A friend of mine a while back, given to visions, found herself in a garden of strange shapes, all standing beside their opposites. A voice told her, Look at it from over here… And she went there, and looked, and saw that there were only unities in that garden.
Our whole world is dichotomies: night/day; male/female; darkness/light; human/being.
It has been said that this world is a school where we as entities come to live in bodies, to experience all these dichotomies, these options, and to learn how to make choices: choices that bring us to prosperity, to well-being, to connectedness when we need it and individuality when we need that. It is by our choices we find happiness–or not. And what is ‘happiness?’ That also is, of course, a matter of choice.
Our choice-making is, of course, based on what we believe about–well, everything. Life, the world, other people, ourselves…
Our beliefs are based on our interpretation of what we find in the world, how we observe it, and through what filters of awareness, of judgement, of previous investments or commitments.

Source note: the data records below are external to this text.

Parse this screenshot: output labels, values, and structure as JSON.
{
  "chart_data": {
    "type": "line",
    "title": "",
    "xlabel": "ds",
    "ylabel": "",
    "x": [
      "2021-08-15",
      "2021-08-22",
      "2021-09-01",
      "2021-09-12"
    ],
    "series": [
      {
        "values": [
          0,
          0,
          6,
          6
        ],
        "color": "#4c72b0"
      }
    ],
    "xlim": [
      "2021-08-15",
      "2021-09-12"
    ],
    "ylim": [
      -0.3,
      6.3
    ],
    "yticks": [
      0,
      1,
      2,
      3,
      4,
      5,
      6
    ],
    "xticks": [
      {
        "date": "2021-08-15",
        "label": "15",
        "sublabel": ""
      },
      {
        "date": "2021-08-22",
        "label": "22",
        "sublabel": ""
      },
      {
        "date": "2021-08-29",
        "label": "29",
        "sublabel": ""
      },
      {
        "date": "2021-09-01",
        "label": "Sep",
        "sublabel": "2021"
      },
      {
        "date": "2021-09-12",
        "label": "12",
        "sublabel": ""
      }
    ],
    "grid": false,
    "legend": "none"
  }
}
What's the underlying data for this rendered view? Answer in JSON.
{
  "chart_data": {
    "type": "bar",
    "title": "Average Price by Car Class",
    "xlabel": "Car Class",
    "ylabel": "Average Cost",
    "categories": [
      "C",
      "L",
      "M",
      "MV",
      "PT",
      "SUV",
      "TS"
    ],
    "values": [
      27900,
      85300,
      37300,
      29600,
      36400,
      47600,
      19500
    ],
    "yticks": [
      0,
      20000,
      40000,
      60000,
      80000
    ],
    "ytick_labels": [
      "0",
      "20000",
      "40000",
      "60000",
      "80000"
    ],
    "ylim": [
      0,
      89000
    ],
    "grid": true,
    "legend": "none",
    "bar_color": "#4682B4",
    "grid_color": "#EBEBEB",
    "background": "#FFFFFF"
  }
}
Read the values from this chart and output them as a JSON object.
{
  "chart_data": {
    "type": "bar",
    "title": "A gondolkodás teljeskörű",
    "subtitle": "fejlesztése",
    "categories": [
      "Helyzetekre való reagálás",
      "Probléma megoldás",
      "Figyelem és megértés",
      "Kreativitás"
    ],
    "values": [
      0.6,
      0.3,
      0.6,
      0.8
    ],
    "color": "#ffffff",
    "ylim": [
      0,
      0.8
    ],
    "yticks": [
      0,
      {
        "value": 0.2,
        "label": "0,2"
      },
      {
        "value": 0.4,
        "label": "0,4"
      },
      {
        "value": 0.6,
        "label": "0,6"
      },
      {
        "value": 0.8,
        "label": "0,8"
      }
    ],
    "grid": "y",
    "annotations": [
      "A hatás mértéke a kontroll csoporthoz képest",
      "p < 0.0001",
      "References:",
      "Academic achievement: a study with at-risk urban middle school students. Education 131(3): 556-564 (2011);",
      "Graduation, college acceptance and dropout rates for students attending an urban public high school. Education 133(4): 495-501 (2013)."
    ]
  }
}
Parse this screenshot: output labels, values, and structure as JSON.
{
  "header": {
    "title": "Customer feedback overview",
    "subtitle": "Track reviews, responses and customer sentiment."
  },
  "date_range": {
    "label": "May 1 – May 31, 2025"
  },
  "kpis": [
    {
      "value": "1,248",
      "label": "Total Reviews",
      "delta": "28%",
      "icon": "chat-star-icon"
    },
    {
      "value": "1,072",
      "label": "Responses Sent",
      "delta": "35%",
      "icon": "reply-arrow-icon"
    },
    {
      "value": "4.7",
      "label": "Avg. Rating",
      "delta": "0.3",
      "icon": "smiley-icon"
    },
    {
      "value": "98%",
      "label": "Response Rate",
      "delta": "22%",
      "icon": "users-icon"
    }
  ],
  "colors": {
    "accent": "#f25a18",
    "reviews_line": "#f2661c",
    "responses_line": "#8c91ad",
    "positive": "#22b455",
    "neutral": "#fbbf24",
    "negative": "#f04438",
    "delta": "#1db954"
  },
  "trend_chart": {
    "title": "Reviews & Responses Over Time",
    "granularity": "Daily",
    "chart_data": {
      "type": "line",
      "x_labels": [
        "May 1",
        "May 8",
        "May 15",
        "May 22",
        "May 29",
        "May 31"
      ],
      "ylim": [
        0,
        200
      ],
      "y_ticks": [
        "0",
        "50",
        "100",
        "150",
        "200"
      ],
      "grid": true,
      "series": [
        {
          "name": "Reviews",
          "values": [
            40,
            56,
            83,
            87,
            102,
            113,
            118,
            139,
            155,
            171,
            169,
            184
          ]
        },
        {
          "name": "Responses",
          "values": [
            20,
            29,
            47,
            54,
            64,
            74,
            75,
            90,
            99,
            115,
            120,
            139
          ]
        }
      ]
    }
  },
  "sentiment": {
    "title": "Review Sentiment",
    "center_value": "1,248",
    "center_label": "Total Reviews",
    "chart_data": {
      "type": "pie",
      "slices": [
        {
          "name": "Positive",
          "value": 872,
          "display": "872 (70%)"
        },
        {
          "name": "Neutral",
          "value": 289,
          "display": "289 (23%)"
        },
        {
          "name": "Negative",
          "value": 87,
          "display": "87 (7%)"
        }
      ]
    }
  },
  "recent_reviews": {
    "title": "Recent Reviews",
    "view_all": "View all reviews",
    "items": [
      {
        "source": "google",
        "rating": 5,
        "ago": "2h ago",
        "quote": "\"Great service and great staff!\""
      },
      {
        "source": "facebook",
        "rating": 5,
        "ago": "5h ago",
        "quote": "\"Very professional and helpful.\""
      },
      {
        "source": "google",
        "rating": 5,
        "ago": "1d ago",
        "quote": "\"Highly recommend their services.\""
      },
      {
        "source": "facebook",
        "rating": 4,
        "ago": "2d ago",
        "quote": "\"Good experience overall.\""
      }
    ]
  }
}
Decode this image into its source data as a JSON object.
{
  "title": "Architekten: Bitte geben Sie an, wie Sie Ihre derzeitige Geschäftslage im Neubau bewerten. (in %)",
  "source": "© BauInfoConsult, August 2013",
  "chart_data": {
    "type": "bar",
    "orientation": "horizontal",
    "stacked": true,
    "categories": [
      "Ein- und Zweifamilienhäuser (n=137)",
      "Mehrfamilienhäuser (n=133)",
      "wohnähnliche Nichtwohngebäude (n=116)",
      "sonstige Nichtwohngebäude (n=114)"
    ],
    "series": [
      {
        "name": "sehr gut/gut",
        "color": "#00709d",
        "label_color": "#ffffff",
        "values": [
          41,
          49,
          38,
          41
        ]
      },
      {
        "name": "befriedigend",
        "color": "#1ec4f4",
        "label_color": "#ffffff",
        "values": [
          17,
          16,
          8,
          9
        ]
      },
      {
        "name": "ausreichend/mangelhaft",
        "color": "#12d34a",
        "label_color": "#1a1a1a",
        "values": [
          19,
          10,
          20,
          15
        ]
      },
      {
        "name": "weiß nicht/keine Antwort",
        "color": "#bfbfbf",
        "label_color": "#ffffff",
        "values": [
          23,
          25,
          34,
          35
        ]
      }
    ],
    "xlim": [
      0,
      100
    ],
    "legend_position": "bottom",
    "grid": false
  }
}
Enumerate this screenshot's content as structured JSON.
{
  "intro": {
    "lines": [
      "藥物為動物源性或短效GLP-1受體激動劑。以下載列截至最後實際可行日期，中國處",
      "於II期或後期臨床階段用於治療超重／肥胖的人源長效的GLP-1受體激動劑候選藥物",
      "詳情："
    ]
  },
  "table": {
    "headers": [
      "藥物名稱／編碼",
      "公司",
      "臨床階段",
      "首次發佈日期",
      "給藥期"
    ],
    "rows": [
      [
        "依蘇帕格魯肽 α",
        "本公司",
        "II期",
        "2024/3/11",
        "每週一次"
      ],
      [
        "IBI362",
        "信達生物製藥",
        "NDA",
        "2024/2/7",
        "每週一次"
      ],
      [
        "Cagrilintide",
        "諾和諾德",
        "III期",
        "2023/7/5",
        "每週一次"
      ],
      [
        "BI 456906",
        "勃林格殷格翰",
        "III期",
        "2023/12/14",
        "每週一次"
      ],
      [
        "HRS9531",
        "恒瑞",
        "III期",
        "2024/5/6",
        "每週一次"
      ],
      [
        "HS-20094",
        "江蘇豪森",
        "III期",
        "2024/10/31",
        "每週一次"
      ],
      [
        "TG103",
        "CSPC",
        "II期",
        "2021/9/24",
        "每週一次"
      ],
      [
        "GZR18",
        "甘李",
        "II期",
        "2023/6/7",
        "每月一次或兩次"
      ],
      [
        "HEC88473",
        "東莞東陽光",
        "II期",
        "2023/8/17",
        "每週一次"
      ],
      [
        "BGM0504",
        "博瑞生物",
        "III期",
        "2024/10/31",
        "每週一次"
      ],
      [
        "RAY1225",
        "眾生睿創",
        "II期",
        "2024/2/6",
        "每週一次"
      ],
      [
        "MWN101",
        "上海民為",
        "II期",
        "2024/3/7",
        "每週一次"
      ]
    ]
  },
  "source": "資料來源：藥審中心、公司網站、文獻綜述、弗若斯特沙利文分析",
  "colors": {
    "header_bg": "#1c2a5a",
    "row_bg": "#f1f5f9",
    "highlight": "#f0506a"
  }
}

We believe according to what trusted authorities have told us is true. We believe what our logic and analysis tell us is true. We believe what our feelings tell us is true. If, in fact, what we believe is mistaken, Reality will let us know that we have chosen poorly. We can choose to pay attention to that, or to continue to cling to our most cherished beliefs no matter how they fail to bring us to happiness.
Every day deluges us with options and opportunities to go one way or another. Every dichotomy breaks down into further dichotomies. Each choice made also changes the landscape of next choices. Every choice has consequences, every consequence requires new choices. Every short term success may lead to longer term consequences, and there are always those ‘unintended consequences’ we never saw coming.
Are there right and wrong choices? Or simply choices that work, vs choices that don’t work? How you answer depends on what you believe. What you believe depends on who or what you accept as authority over your own ability to observe, understand, and choose.
And the longer one remains in school, the more challenging the lessons become.
Welcome to the Garden of Dichotomies!